Terrible mal de estos tiempos es el del odio gratuito. Ese que la humanidad prodiga a manos llenas en cualquier escenario. Aquel en que todos, admitámoslo, hemos incurrido alguna vez y que, de eso no hay duda, nos convendría erradicar. El que cunde en las redes y al que nadie es inmune, ni como foco ni como vector. El contagioso. El democrático. El inevadible. El mismísimo que de tanto experimentarlo en alma propia y ajena a veces pareciera atado a nuestra biología, como una maldición. O como un pésimamente entendido sentido de la autodefensa, que acaba por autodestruir.
Odio gratuito hay por ‘doquiera’, de muchísimas modalidades y con variadas gamas de pretextos y presentaciones. Odio gratuito es el del vegano que propone linchar al omnívoro, e incluso al vegetariano, sin que medien consideraciones ni opción de conciliar; el del rubio que abomina al moreno —y viceversa—; el del rojo que detesta al azul por el imperdonable hecho de la disonancia cromática; el del rockero que odia al reggaetonero; y el de aquel que, sumido en las bajezas del preconcepto repudia a determinada colectividad conforme al lugar donde nacieron, la lengua que hablen o de cuánto dinero tengan o no tengan, porque así lo aprendieron. También el del cazador voluntario de tropiezos ajenos para ser el primero el pedir al apedreamiento al equivocado.
Por triste que suene, la cultura del odio gratuito —que la verdad, si miramos cifras, tiene más de industria que de cultura— constituye un renglón de la economía en permanente ‘crescendo’. Si no me creen, preguntémosles a los ‘polarizadores’ de profesión, expertos en la creación y el perfeccionamiento de estrategias algorítmicas para ver a la chusma ‘agarrándose’ mientras que los dueños de la multinacional transmedia miran el circo y se enriquecen todavía más a punta de ‘likes’, de ‘unlikes’ y de todas esas otras cosas diseñadas a la medida de nuestro deseo nato de sentirnos menos infames y menos cretinos que el resto de nuestros semejantes. Eso es algo que entienden los asesores de imagen de políticos y los reclutadores de ‘bots’, ‘influencers’ y demás androides de la contemporaneidad.
El odio gratuito da al amable por lambón y al tosco y belicoso por héroe.

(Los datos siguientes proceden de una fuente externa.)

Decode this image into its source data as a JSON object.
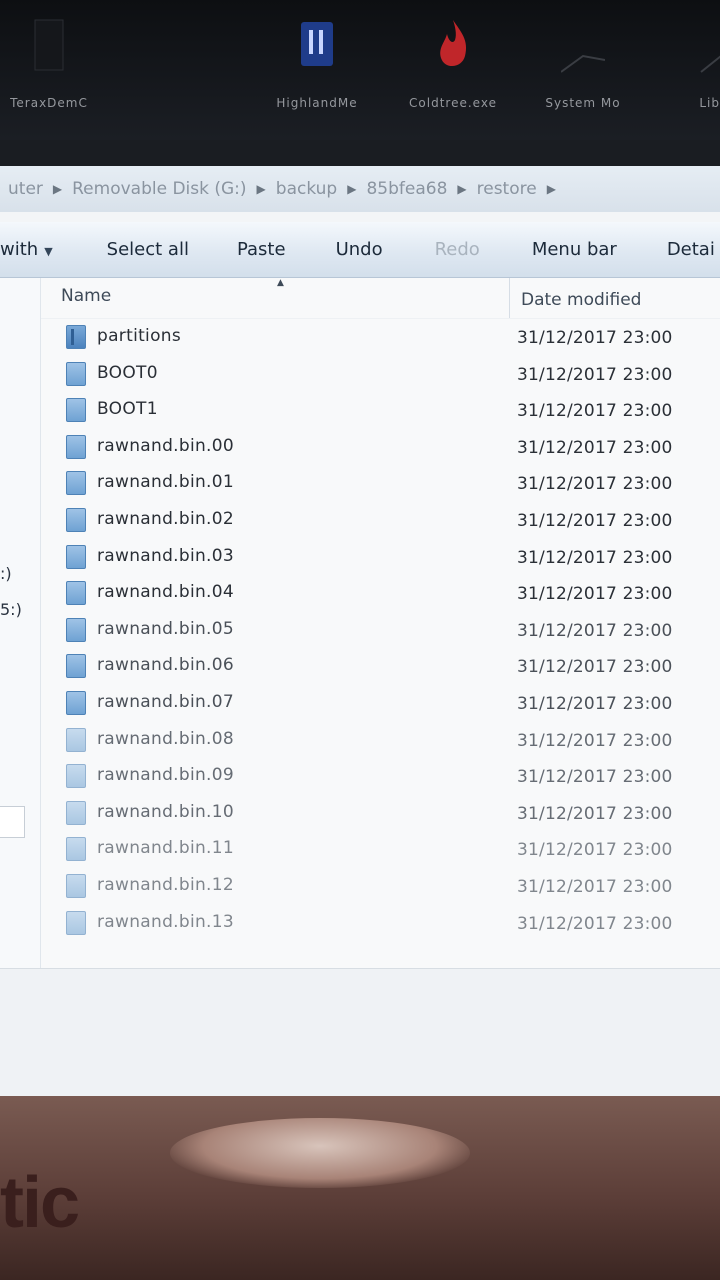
{
  "desktop": {
    "icons": [
      {
        "label": "TeraxDemC",
        "icon": "app-icon"
      },
      {
        "label": "HighlandMe",
        "icon": "app-icon"
      },
      {
        "label": "Coldtree.exe",
        "icon": "flame-icon"
      },
      {
        "label": "System Mo",
        "icon": "app-icon"
      },
      {
        "label": "LibHu",
        "icon": "app-icon"
      }
    ]
  },
  "address": {
    "crumbs": [
      "uter",
      "Removable Disk (G:)",
      "backup",
      "85bfea68",
      "restore"
    ]
  },
  "toolbar": {
    "open_with": "with",
    "select_all": "Select all",
    "paste": "Paste",
    "undo": "Undo",
    "redo": "Redo",
    "menu_bar": "Menu bar",
    "details": "Detai"
  },
  "navpane": {
    "frag1": ":)",
    "frag2": "5:)"
  },
  "list": {
    "columns": {
      "name": "Name",
      "date": "Date modified"
    },
    "files": [
      {
        "name": "partitions",
        "date": "31/12/2017 23:00",
        "type": "folder"
      },
      {
        "name": "BOOT0",
        "date": "31/12/2017 23:00",
        "type": "file"
      },
      {
        "name": "BOOT1",
        "date": "31/12/2017 23:00",
        "type": "file"
      },
      {
        "name": "rawnand.bin.00",
        "date": "31/12/2017 23:00",
        "type": "file"
      },
      {
        "name": "rawnand.bin.01",
        "date": "31/12/2017 23:00",
        "type": "file"
      },
      {
        "name": "rawnand.bin.02",
        "date": "31/12/2017 23:00",
        "type": "file"
      },
      {
        "name": "rawnand.bin.03",
        "date": "31/12/2017 23:00",
        "type": "file"
      },
      {
        "name": "rawnand.bin.04",
        "date": "31/12/2017 23:00",
        "type": "file"
      },
      {
        "name": "rawnand.bin.05",
        "date": "31/12/2017 23:00",
        "type": "file"
      },
      {
        "name": "rawnand.bin.06",
        "date": "31/12/2017 23:00",
        "type": "file"
      },
      {
        "name": "rawnand.bin.07",
        "date": "31/12/2017 23:00",
        "type": "file"
      },
      {
        "name": "rawnand.bin.08",
        "date": "31/12/2017 23:00",
        "type": "file"
      },
      {
        "name": "rawnand.bin.09",
        "date": "31/12/2017 23:00",
        "type": "file"
      },
      {
        "name": "rawnand.bin.10",
        "date": "31/12/2017 23:00",
        "type": "file"
      },
      {
        "name": "rawnand.bin.11",
        "date": "31/12/2017 23:00",
        "type": "file"
      },
      {
        "name": "rawnand.bin.12",
        "date": "31/12/2017 23:00",
        "type": "file"
      },
      {
        "name": "rawnand.bin.13",
        "date": "31/12/2017 23:00",
        "type": "file"
      }
    ]
  },
  "wallpaper": {
    "text": "tic"
  }
}
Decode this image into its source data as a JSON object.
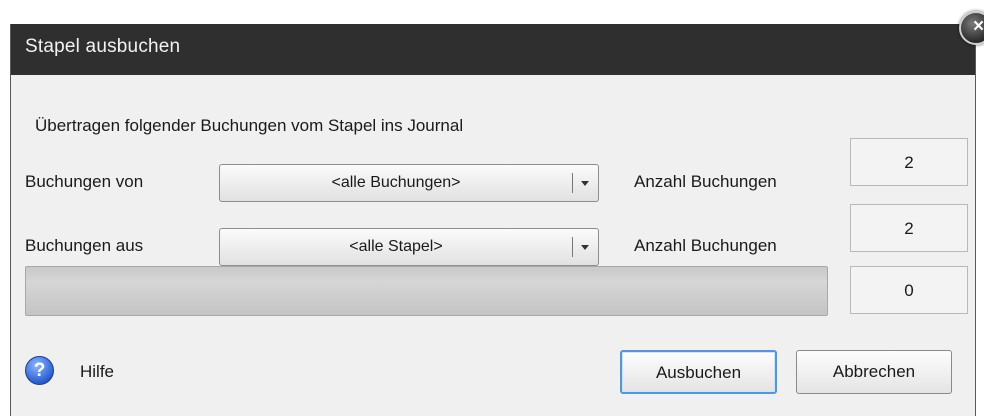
{
  "dialog": {
    "title": "Stapel ausbuchen",
    "intro": "Übertragen folgender Buchungen vom Stapel ins Journal"
  },
  "rows": [
    {
      "label": "Buchungen von",
      "combo_value": "<alle Buchungen>",
      "count_label": "Anzahl Buchungen",
      "count": "2"
    },
    {
      "label": "Buchungen aus",
      "combo_value": "<alle Stapel>",
      "count_label": "Anzahl Buchungen",
      "count": "2"
    }
  ],
  "progress": {
    "value": 0,
    "counter": "0"
  },
  "footer": {
    "help_label": "Hilfe",
    "help_icon": "help-icon",
    "ok_label": "Ausbuchen",
    "cancel_label": "Abbrechen"
  },
  "icons": {
    "close": "close-icon"
  },
  "colors": {
    "titlebar": "#2f2f2f",
    "body": "#f0f0f0",
    "focus": "#5a94d6"
  }
}
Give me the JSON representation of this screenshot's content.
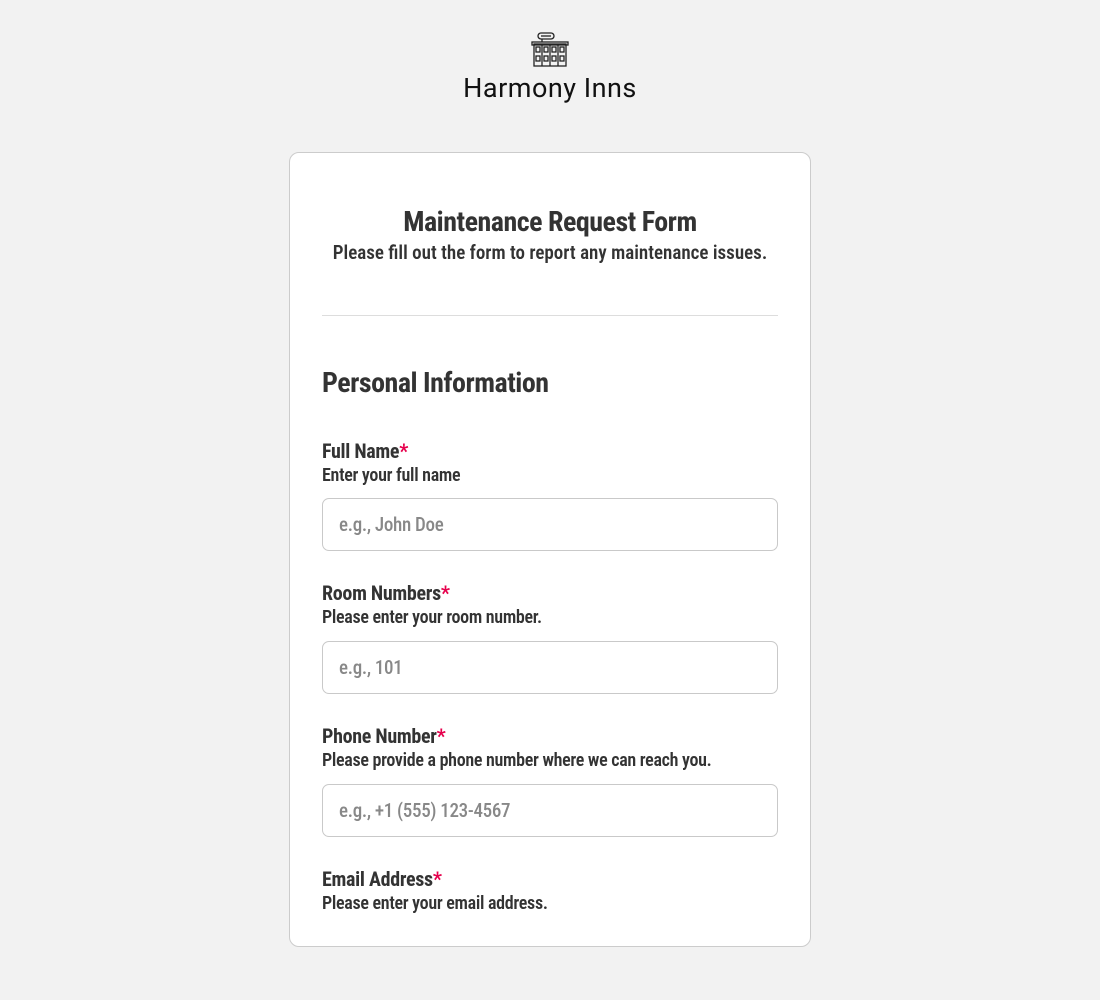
{
  "brand": {
    "name": "Harmony Inns"
  },
  "form": {
    "title": "Maintenance Request Form",
    "subtitle": "Please fill out the form to report any maintenance issues.",
    "sections": {
      "personal": {
        "title": "Personal Information",
        "fields": {
          "fullName": {
            "label": "Full Name",
            "required": "*",
            "sublabel": "Enter your full name",
            "placeholder": "e.g., John Doe"
          },
          "roomNumbers": {
            "label": "Room Numbers",
            "required": "*",
            "sublabel": "Please enter your room number.",
            "placeholder": "e.g., 101"
          },
          "phoneNumber": {
            "label": "Phone Number",
            "required": "*",
            "sublabel": "Please provide a phone number where we can reach you.",
            "placeholder": "e.g., +1 (555) 123-4567"
          },
          "emailAddress": {
            "label": "Email Address",
            "required": "*",
            "sublabel": "Please enter your email address."
          }
        }
      }
    }
  }
}
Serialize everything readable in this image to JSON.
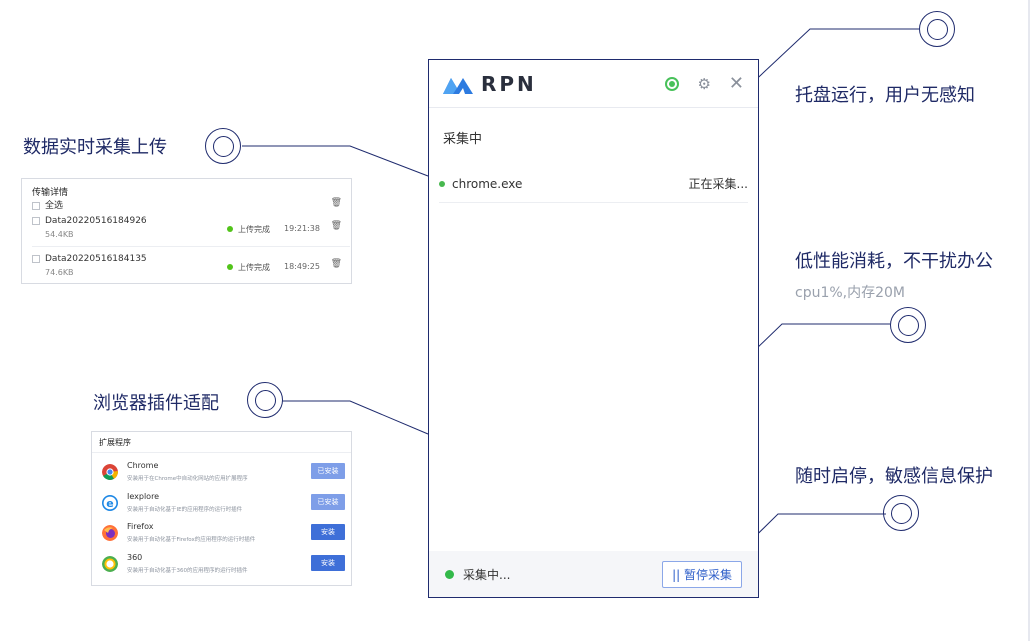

Su mejor aliado es quizá, el prejuicio, que en cualquier caso siempre funcionará como un atajo a la razón, aflorará entre los más idiotas y nos ahorrará la jartera de pensar. Lo profesan y diseminan ciertos megalómanos con ínfulas de líderes y de mesías que hacen de la ignorancia ajena el mayor de sus capitales políticos.
Con los años, de irlo padeciendo y profesando con extrema regularidad, uno termina por deducir que el odio gratuito tiene en un alto porcentaje de los casos su origen en la manera como el ‘detestador’ de oficio se proyecta y en aquellas grietas espirituales casi siempre invisible, aunque omnipresente en la estructura del alma. Quien se abandona a las lides del odio ve en el prójimo a un enemigo, a un potencial estafador o, cuanto menos, a alguien poco digno de fiar. Triste aquello de heredar o comprar fastidios conforme al repertorio personal de frustraciones. Lamentable eso de hacer del odio nuestra pulsión predilecta. Pero, sobre todo, inadmisible aunque frecuente ver a media especie revolcándose en tan perniciosa escuela de conducta y pensamiento.